CLUE protocol for patients with COVID-19
Risk classification LUSS Score Supplemental oxygen Suggested treatment(s)
Normal 0 No • Send patient home
Yes • Consider alternate cause
Mild 1-5 No • Send patient home with follow-up monitoring
Yes • Send patient home with pulse oximetry monitoring and/or oxygen

• Consider ward admission

• Involve respiratory/ICU physician

Moderate 6-15 No • Send patient home with pulse oximetry monitoring and/or oxygen

• Consider ward admission

• Involve respiratory/ICU physician

Yes • Admit to ward

• Consider ICU admission

• Involve respiratory/ICU physician

Severe 16+ No • Admit to ward

• Involve respiratory/ICU physician

Yes • Admit to ICU

• Involve respiratory/ICU physician

The authors cautioned that the CLUE protocol is only a suggestion and that clinicians should also take into account other patient factors, such as heart disease, when making patient diagnostic and triage decisions.

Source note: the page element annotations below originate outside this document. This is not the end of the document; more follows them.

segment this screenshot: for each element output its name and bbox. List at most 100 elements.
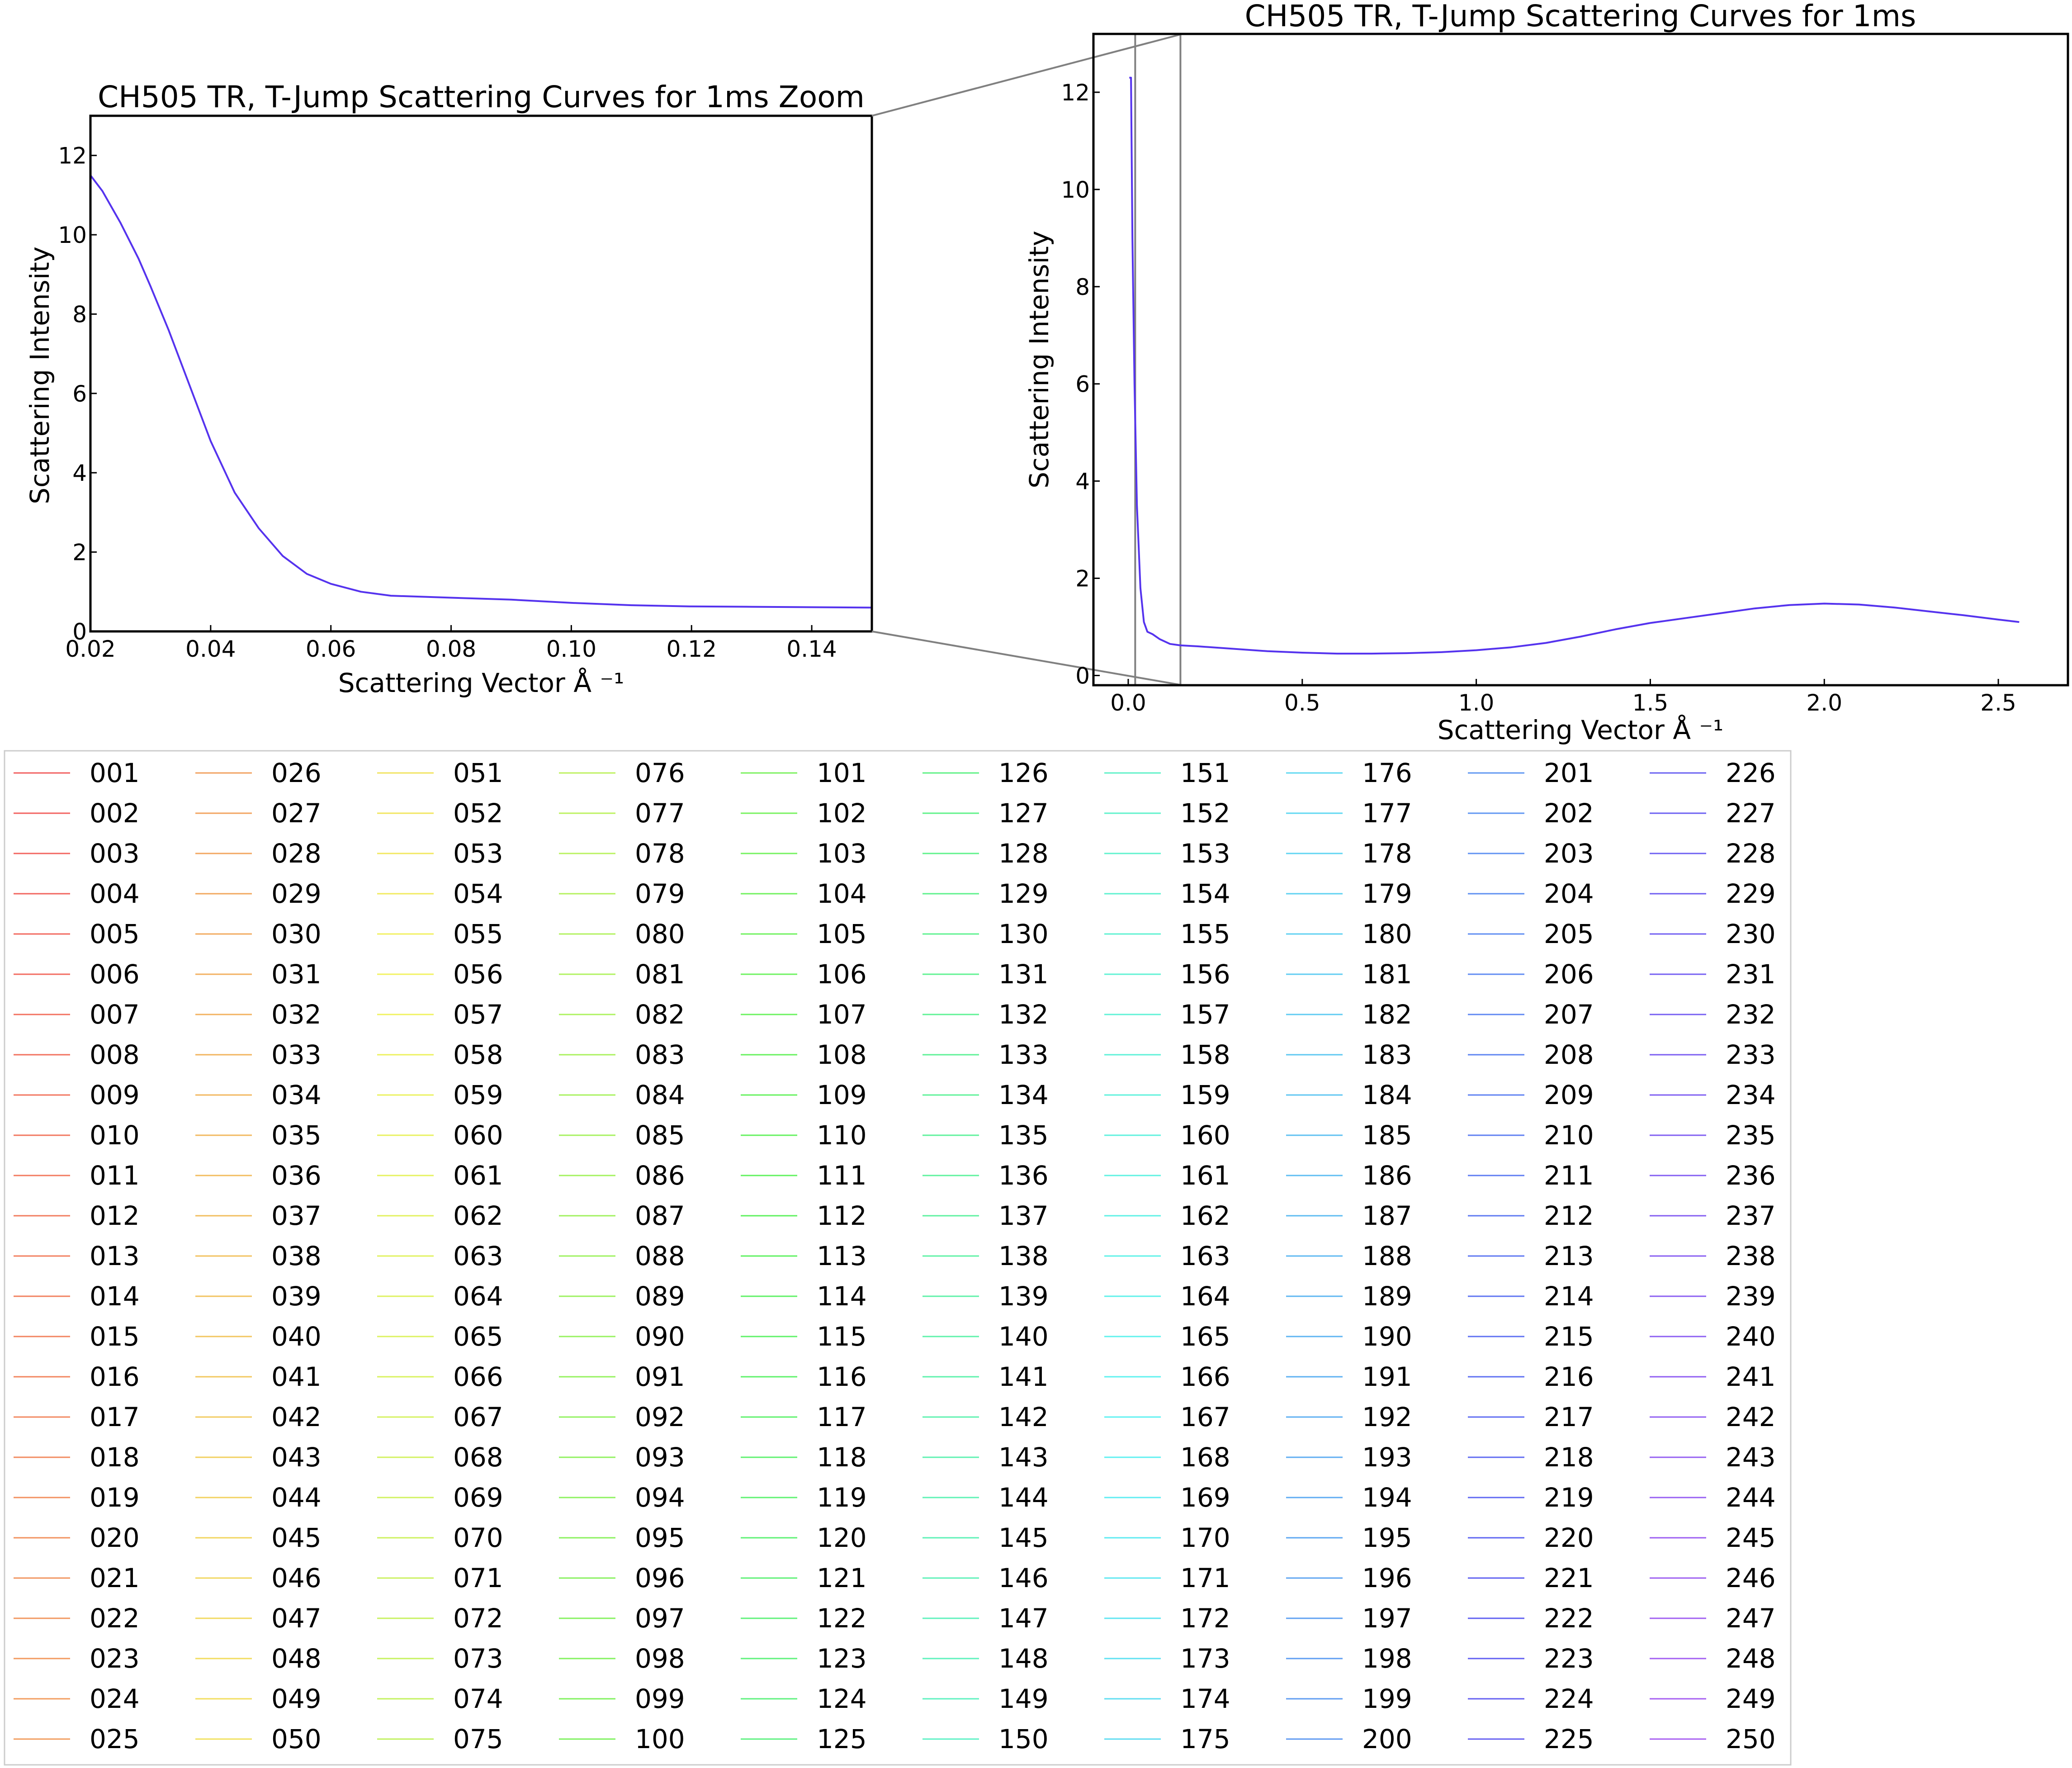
zoom-chart: CH505 TR, T-Jump Scattering Curves for 1… (24, 80, 873, 698)
legend-label: 181 (1362, 959, 1412, 990)
legend-label: 104 (817, 878, 867, 909)
legend-label: 045 (271, 1522, 322, 1553)
legend-label: 083 (635, 1039, 685, 1070)
legend-label: 213 (1544, 1241, 1594, 1271)
legend-label: 145 (998, 1522, 1049, 1553)
legend-label: 178 (1362, 838, 1412, 869)
legend-label: 016 (90, 1361, 140, 1392)
legend-label: 183 (1362, 1039, 1412, 1070)
zoom-chart-x-tick-label: 0.08 (426, 636, 476, 662)
legend-label: 021 (90, 1563, 140, 1593)
legend-label: 149 (998, 1683, 1049, 1714)
full-chart-x-tick-label: 0.5 (1284, 690, 1320, 716)
legend-label: 177 (1362, 798, 1412, 829)
legend-label: 214 (1544, 1281, 1594, 1312)
legend-label: 034 (271, 1080, 322, 1110)
legend-label: 219 (1544, 1482, 1594, 1513)
legend-label: 125 (817, 1724, 867, 1754)
legend-label: 004 (90, 878, 140, 909)
legend-label: 069 (453, 1482, 503, 1513)
full-chart-y-tick-label: 2 (1075, 566, 1090, 592)
zoom-chart-y-axis-label: Scattering Intensity (24, 246, 55, 504)
zoom-chart-x-tick-label: 0.14 (786, 636, 837, 662)
legend-label: 189 (1362, 1281, 1412, 1312)
legend-label: 071 (453, 1563, 503, 1593)
full-chart-title: CH505 TR, T-Jump Scattering Curves for 1… (1245, 0, 1916, 33)
full-chart-plot-area (1129, 76, 2020, 655)
legend-label: 242 (1726, 1402, 1776, 1432)
full-chart-y-ticks: 0 2 4 6 8 10 12 (1061, 80, 1100, 689)
legend-label: 023 (90, 1643, 140, 1674)
legend-label: 077 (635, 798, 685, 829)
legend-label: 092 (635, 1402, 685, 1432)
legend-label: 024 (90, 1683, 140, 1714)
legend-label: 238 (1726, 1241, 1776, 1271)
legend-label: 184 (1362, 1080, 1412, 1110)
legend-label: 013 (90, 1241, 140, 1271)
legend-label: 161 (1180, 1160, 1230, 1191)
legend-label: 109 (817, 1080, 867, 1110)
legend-label: 058 (453, 1039, 503, 1070)
legend-label: 157 (1180, 999, 1230, 1030)
legend-label: 216 (1544, 1361, 1594, 1392)
legend-label: 163 (1180, 1241, 1230, 1271)
legend-label: 101 (817, 758, 867, 788)
legend-label: 082 (635, 999, 685, 1030)
legend-label: 064 (453, 1281, 503, 1312)
legend-label: 015 (90, 1321, 140, 1352)
legend-label: 229 (1726, 878, 1776, 909)
legend-label: 051 (453, 758, 503, 788)
legend-label: 065 (453, 1321, 503, 1352)
legend-label: 205 (1544, 919, 1594, 949)
legend-label: 250 (1726, 1724, 1776, 1754)
legend-label: 085 (635, 1120, 685, 1151)
legend-label: 031 (271, 959, 322, 990)
legend-label: 025 (90, 1724, 140, 1754)
zoom-connector-bottom (871, 630, 1183, 686)
legend-label: 012 (90, 1200, 140, 1231)
legend-label: 224 (1544, 1683, 1594, 1714)
legend-label: 068 (453, 1442, 503, 1473)
legend-label: 093 (635, 1442, 685, 1473)
legend-label: 086 (635, 1160, 685, 1191)
legend-label: 172 (1180, 1603, 1230, 1634)
full-chart-y-tick-label: 4 (1075, 469, 1090, 495)
zoom-chart-y-tick-label: 4 (72, 460, 87, 486)
legend-label: 076 (635, 758, 685, 788)
legend-label: 126 (998, 758, 1049, 788)
full-chart-x-ticks: 0.0 0.5 1.0 1.5 2.0 2.5 (1110, 679, 2016, 716)
legend-label: 078 (635, 838, 685, 869)
legend-label: 156 (1180, 959, 1230, 990)
legend-label: 240 (1726, 1321, 1776, 1352)
legend-label: 228 (1726, 838, 1776, 869)
legend-label: 175 (1180, 1724, 1230, 1754)
full-chart-x-tick-label: 2.5 (1980, 690, 2016, 716)
legend-label: 128 (998, 838, 1049, 869)
legend-label: 057 (453, 999, 503, 1030)
legend-label: 005 (90, 919, 140, 949)
legend-label: 072 (453, 1603, 503, 1634)
legend-label: 159 (1180, 1080, 1230, 1110)
legend-label: 080 (635, 919, 685, 949)
legend-label: 130 (998, 919, 1049, 949)
legend-label: 133 (998, 1039, 1049, 1070)
legend-label: 028 (271, 838, 322, 869)
legend-label: 066 (453, 1361, 503, 1392)
legend-label: 164 (1180, 1281, 1230, 1312)
legend-label: 131 (998, 959, 1049, 990)
legend-label: 232 (1726, 999, 1776, 1030)
legend-label: 208 (1544, 1039, 1594, 1070)
legend-label: 114 (817, 1281, 867, 1312)
legend-label: 050 (271, 1724, 322, 1754)
legend-label: 199 (1362, 1683, 1412, 1714)
legend-label: 060 (453, 1120, 503, 1151)
legend-label: 010 (90, 1120, 140, 1151)
legend-label: 100 (635, 1724, 685, 1754)
legend-label: 206 (1544, 959, 1594, 990)
legend-label: 244 (1726, 1482, 1776, 1513)
full-chart-y-tick-label: 0 (1075, 663, 1090, 689)
legend-label: 188 (1362, 1241, 1412, 1271)
legend-label: 173 (1180, 1643, 1230, 1674)
zoom-connectors (871, 33, 1183, 686)
legend-label: 087 (635, 1200, 685, 1231)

They are currently conducting a multicenter trial to test the system in emergency departments throughout Australia and New Zealand.

The researchers hope that the CLUE protocol unifies patient care and reduces the need for supplemental radiology procedures.

"This protocol will aid the clinician to make rapid and appropriate bedside clinical decisions, potentially decrease reliance on chest x-rays or CT scans, and aid disposition planning from the emergency department," they concluded.